I could eat Chocolate Pudding Cake all day long. Now, I finally understand why they call it “Death by Chocolate.” I could eat this stuff til I burst and collapse, but what a glorious way to go.
I love chocolate. Really, who doesn’t? Well, I know a guy, but he’s a bit strange. So, you’d never guess that I always skip over the chocolate cake on the restaurant dessert menu. It’s never really chocolaty enough and, so, I like to make my own at home, because, that way, I control the amount of chocolate that goes into it (which is never enough).
This recipe for Chocolate Pudding Cake neither requires eggs nor instant pudding. In England, pudding means something quite different than to us here in The States. To the Brits, pudding usually refers to some kind of gooey confection oozing sweetness and, so, It is named so due to the luscious pool of chocolate sauce that magically forms beneath the fluffy butter cake. This is called self-saucing, if you want to get technical.
Chocolate Pudding Cake
Prep: 5 mins
Bake: 30 mins
1/2 stick butter, melted
1/4 cup good chocolate
1/4 cup sugar
2/3 cup milk
1 tsp vanilla
1 cup flour
1/2 cup unsweetened cocoa powder
1 1/2 tsp baking powder
pinch of salt
2/3 cup packed brown sugar
1/4 cup miniature semisweet chocolate chips
1/4 cup cocoa powder
1 1/4 cups hot water
Put the kettle on and heat some water.
Preheat oven to 350*F.
Melt butter and chocolate.
Add sugar, milk and vanilla. Stir to combine.
Sift flour, cocoa powder and baking powder over the bowl and mix by hand just until incorporated.
In another bowl, mix brown sugar, chocolate chips and cocoa powder.
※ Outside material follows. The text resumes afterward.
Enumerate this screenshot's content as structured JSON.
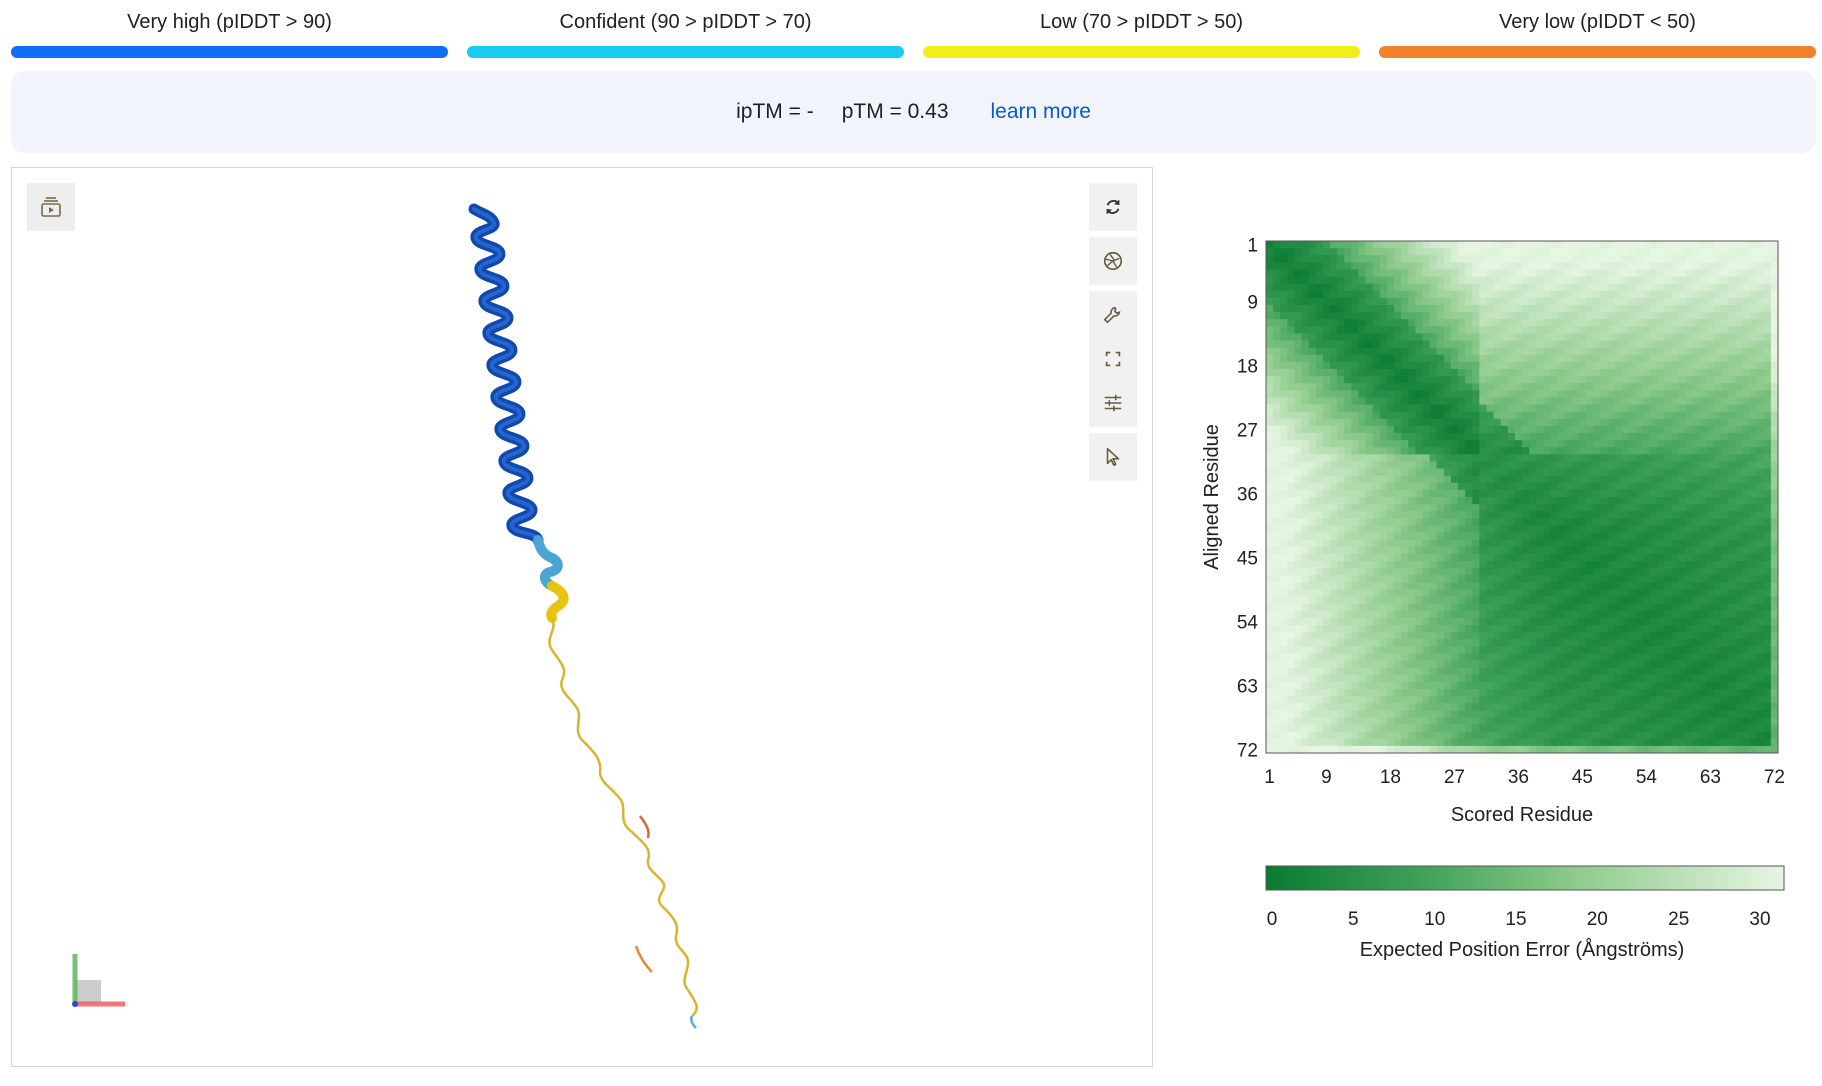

Sprinkle evenly over the cake batter.
Pour hot water over top.
Transfer to the hot oven and bake 30-35 mins
Serve warm with ice cream and fresh berries. An espresso martini would be a nice touch, too.
Can’t Get Enough
Chocolate cake is something I never stop baking at home. I guess I’m still on the quest for the perfect one, with a good punch of chocolate flavor. There are several I have made at home that are quite good. The warm chocolate cake is one I’ve been making for years and does well microwaved for those desperate times when the craving strikes without warning. Then there’s the divine double-chocolate espresso number that I made twice for Daisy’s birthday, one tiered cake on her actual birthday and a bunch of sweet little cupcakes at her party. I’m already eyeing Ludo Lefebvre’s recipe, although I’m not too sure about the olive oil drizzle at the end. He’s a famous guy, so I guess I should trust him. But, right now, all I want is another Chocolate Pudding Cake for a bedtime snack, a tall glass of ice milk, then off to bed!